LYNN: The main driving factors are progress, the ability to reduce costs, and being able to provide more services to more customers (e.g., online banking, payroll and tax payments now available equally to large corporations and to SMBs), and with far greater convenience to the customers -- all things that become competitive advantage to institutions who offer such services. Given the available bandwidth, processor speed and the cost effectiveness of it all, the expense incurred doing SaaS-y things is so much less than it is for human interaction. The Web also provides financial institutions with unlimited geographical reach.
It is not being snuffed out by concerns over security, reliability, availability, et cetera, but, because of these concerns, uptake is slower than it can be. Many of these concerns are valid, but many are the result of resistance to change and the remaining Luddites in the large corporate datacenters. However, so much investment has been, and is being, made in the areas of information technology security, privacy, scalability, et cetera, that technologies addressing these issues are state-of-the-art. Platforms that enable Web-based services and SaaS, and use these technologies, such as 3Tera's AppLogic, have become extremely secure. Running the SaaS in a "cloud" makes it far more difficult to be targeted by hackers. Uptime is several nines out of the box and several more nines with relatively inexpensive customized configuration. Our product scales linearly.

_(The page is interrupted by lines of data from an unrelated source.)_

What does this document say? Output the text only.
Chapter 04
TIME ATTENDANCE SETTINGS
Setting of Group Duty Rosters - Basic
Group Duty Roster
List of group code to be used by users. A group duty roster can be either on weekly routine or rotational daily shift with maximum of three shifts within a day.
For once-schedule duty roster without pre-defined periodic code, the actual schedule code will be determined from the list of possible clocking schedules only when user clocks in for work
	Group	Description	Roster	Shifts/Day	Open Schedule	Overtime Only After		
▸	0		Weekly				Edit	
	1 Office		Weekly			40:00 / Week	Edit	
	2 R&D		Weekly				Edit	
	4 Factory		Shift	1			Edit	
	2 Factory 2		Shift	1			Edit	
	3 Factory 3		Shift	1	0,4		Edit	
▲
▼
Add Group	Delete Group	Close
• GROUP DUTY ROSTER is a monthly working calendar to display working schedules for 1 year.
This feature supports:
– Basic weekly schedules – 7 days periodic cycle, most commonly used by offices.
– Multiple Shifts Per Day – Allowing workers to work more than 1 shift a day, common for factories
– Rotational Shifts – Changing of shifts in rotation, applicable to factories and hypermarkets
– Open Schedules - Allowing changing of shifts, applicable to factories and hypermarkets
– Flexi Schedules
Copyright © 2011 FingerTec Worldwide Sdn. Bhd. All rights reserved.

We have found that running a SaaS on our platform -- be it four processors, 40 processors or 400 processors -- incurs very little overhead, which remains flat in all of these cases. And this is not theory -- we have done it!

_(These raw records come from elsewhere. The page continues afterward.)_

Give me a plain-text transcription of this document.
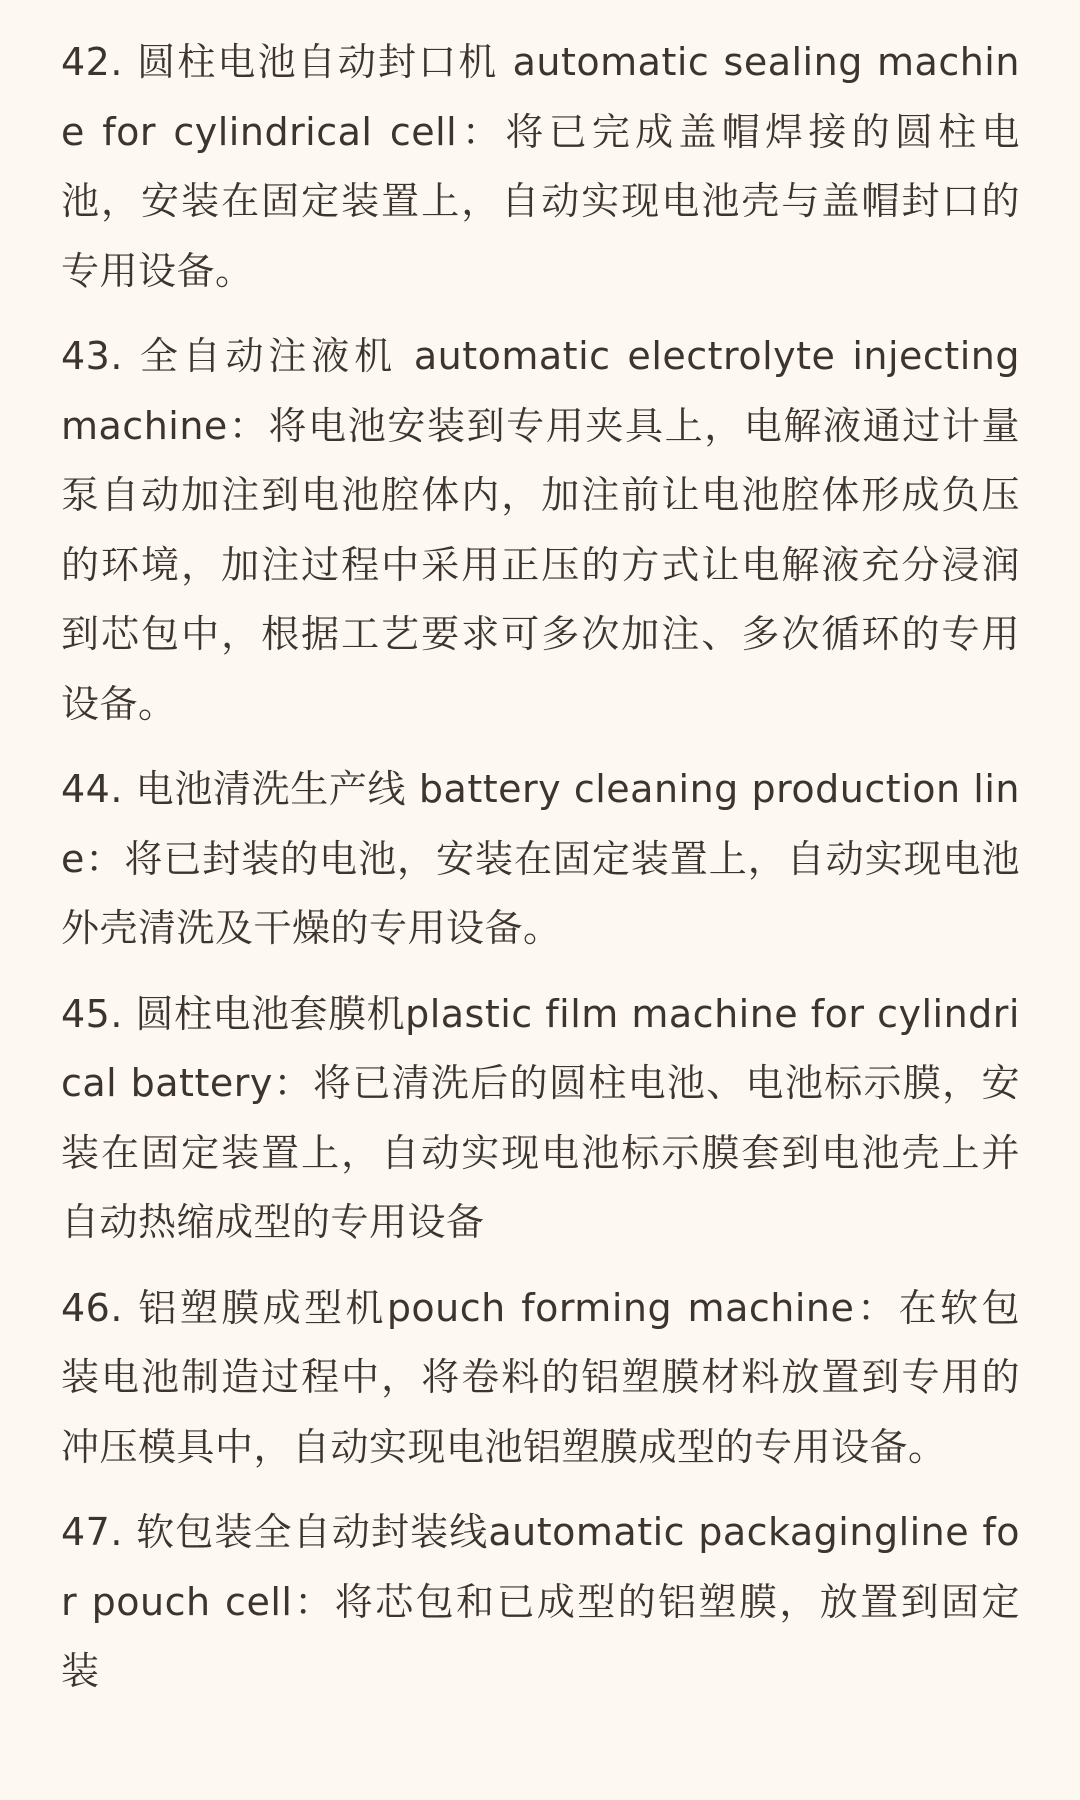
42. 圆柱电池自动封口机 automatic sealing machine for cylindrical cell：将已完成盖帽焊接的圆柱电池，安装在固定装置上，自动实现电池壳与盖帽封口的专用设备。

43. 全自动注液机 automatic electrolyte injecting machine：将电池安装到专用夹具上，电解液通过计量泵自动加注到电池腔体内，加注前让电池腔体形成负压的环境，加注过程中采用正压的方式让电解液充分浸润到芯包中，根据工艺要求可多次加注、多次循环的专用设备。

44. 电池清洗生产线 battery cleaning production line：将已封装的电池，安装在固定装置上，自动实现电池外壳清洗及干燥的专用设备。

45. 圆柱电池套膜机plastic film machine for cylindrical battery：将已清洗后的圆柱电池、电池标示膜，安装在固定装置上，自动实现电池标示膜套到电池壳上并自动热缩成型的专用设备

46. 铝塑膜成型机pouch forming machine：在软包装电池制造过程中，将卷料的铝塑膜材料放置到专用的冲压模具中，自动实现电池铝塑膜成型的专用设备。

47. 软包装全自动封装线automatic packagingline for pouch cell：将芯包和已成型的铝塑膜，放置到固定装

Gt: How does 3Tera play into the concept of delivering financial applications as a service? What essential elements of a SaaS strategy does 3Tera bring to the table, and on what level(s) of the SaaS model does it operate?
LYNN: If a financial institution uses 3Tera as its SaaS platform, it can choose from several models. If they are offering a completely standalone service, including its own data, they can set up that application as a fully encapsulated element, either in their own datacenter or at a hosted datacenter, including all of its virtual infrastructure, totally isolated from whatever else they are running in their datacenters. Because the volume fluctuations of SaaS are volatile and unpredictable, without 3Tera, they would have to provision themselves for peak volume, something they may hit a small percentage of the time or, perhaps, not at all. With 3Tera, they can provision for their average needs. When those needs are exceeded, they can dynamically burst into additional resources, provisioning on the fly, and releasing those resources when they are no longer needed. Thus, they only incur the cost of what they consume, rather than incurring the cost of what they might, maybe, perhaps, but maybe not, someday need.
Also, if financial institutions want their SaaS applications to have access to their corporate database information or systems of record, they can do so with 3Tera, as we enable secure virtual gateways, rather than channel connections, so that those databases and SORs remain physically isolated from the SaaS. I have already discussed the security, reliability and scalability that 3Tera affords. To do this, we operate at the lowest level of the SaaS environment. Our platform runs on top of a computer grid, so it is, effectively, an operating system for the grid that enables all the other elements of the SaaS infrastructure. The native operating system or systems (yes, 3Tera enables the mixing and matching of multiple OSs in a single application!) runs on top of our AppLogic and the SaaS's required middleware, application software, infrastructure, data, et cetera, runs on top of the native OS or OSs.